В большинстве человеческих толкований этой картины кентавр трактуется как символ язычества и ереси. Сомневаюсь, и отнюдь не только по причине своей принадлежности к великому и вольному народу.
Прежде всего, неясно, какой именно это кентавр. При нём нет никаких аксессуаров. Ни ветки, ни камня, ни плаща на плечах, ни лука со стрелами – ничего такого, что обычно присутствует в кентаврической иконографии, позволяя судить о характере, намерениях и занятиях данного двусущностного. Если это Хирон (а пещера может косвенно указывать на его обитель на склоне Пелиона), то тут скорее уместнее говорить не о ереси (да и  какая у кентавров может быть ересь, если они вообще не христиане?), а о поиске мудрости. Крест воздвигнут над убежищем кентавра, что тоже может трактоваться двояко -- и как знак скромной победы отшельника (крест деревянный, самодельный), и как символ осенённости кентавра божественной благодатью.
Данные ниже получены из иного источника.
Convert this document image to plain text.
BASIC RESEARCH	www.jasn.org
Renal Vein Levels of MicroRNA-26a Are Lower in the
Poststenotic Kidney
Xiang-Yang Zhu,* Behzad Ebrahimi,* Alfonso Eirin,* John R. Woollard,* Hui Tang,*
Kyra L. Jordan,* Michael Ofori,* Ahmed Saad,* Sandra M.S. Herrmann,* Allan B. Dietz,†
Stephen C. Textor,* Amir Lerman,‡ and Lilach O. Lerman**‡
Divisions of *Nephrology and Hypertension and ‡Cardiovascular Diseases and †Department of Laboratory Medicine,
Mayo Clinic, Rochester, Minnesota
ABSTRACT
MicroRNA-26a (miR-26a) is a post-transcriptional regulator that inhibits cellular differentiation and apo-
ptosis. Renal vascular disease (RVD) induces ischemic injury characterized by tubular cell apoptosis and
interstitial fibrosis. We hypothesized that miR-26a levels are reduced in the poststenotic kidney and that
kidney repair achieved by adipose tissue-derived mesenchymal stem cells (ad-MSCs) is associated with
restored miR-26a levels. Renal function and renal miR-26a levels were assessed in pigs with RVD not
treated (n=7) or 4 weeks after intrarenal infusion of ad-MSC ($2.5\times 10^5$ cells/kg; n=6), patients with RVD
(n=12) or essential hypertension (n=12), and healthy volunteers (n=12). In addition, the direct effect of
А может, пещера служит жилищем совсем не кентавру, а самому святому? Кентавр же – лишь гость и сосед? Кто тогда – хозяин? Павел? Антоний? Но тогда кентавр - не Хирон, а тот безымянный житель Фиваиды, который обитал поблизости от кельи пустынника. И при таком взгляде становится немного яснее, почему святой спускаетсяя по ступенькам в пещеру (на самом деле – к себе домой, где его ждёт пришелец). Ведь, если трактовать пещеру и кентавра как символы заблуждения, получается, что святой муж впадает в соблазн язычества, что явно абсурдно. 

Мне-то кажется, что отшельник занимался строительством храма на верхней террасе – как умел, по мере своих слабых сил, из подручных материалов (виден кусочек неумелой каменной кладки и плетень, защищающий стену от обрушения). Совершенно очевидно, что архитектор из пожилого мыслителя – примерно такой же, как из кентавра, и я бы не исключала, что кентавр по добротосердечию помогал ему таскать камни.
К строительству или реставрации скромных церквушек был очень склонен святой Франциск. В молодости он жертвовал на это большие суммы, из-за чего порвал со своим богатым отцом, не одобрявшим такие траты. А в зрелые годы, не имея ни денег, ни состояния, просто прилагал к этому делу свой труд и усердие. Однако Франциска нигде не изображали согбенным старцем, как здесь, да и прожил он всего 44 года. Поэтому я полагаю, что Беллини имел в виду не его. Но – как знать, как знать… В то время люди старились раньше, и 40-летний мужчина, истязавший себя аскезой, мог выглядеть чуть ли не вдвое старше. Кентавр, кстати, тоже изображён достаточно условно: его фигура непропорциональна, и это доказывает, что сам художник двусущностных никогда не видел.

Но, в любом случае, я никак не могу согласиться с тем, что образ кентавра несёт тут какие-то негативные смыслы. Мои выводы не претендуют на разгадку тайны «Священной аллегории», но в отношении кентавра, мне кажется, я не совсем заблуждаюсь.

Во-первых, для Джованни Беллини картина священного мироздания включала в себя присутствие кентавра. Для художника-христианина, каким был Беллини, это немаловажно.
Во-вторых, присутствующий здесь кентавр -- не дикий и буйный, а вполне мирный (оружия при нём нет, а возле пещеры спокойно лежат козы или лани – по репродукции трудно понять, кто именно, оригинала же я не видела). Поэтому нет никаких оснований видеть в кентавре некую враждебную человечеству силу.
В-третьих, кентавр, похоже, собирается вступить в беседу со спускающимся к нему отшельником, а стало быть, является существом разумным, хоть и не цивилизованным (отсутствие на нём одежды – тоже «говорящая» деталь). Жест кентавра, напоминающий позу что-то обдумывающего и готового заговорить человека, позволяет предположить, что с соседом он встречается не впервые и способен изъясняться на понятном тому языке.
В-четвёртых, кентавр, безусловно, не принадлежит к собственно христианскому миру, однако не принадлежит и к миру дьявольских порождений. Об этом свидетельствует водружённый над пещерой крест и фундамент будущей церкви.

Впрочем, что именно предполагал и думал Беллини, создавая эту картину, остаётся тайной... И даже если предположить, что имелось в виду Чистилище (хотя какое-то оно уж слишком благостное, чудесное и красивое!), это явно не Ад, куда Данте поместил кентавров.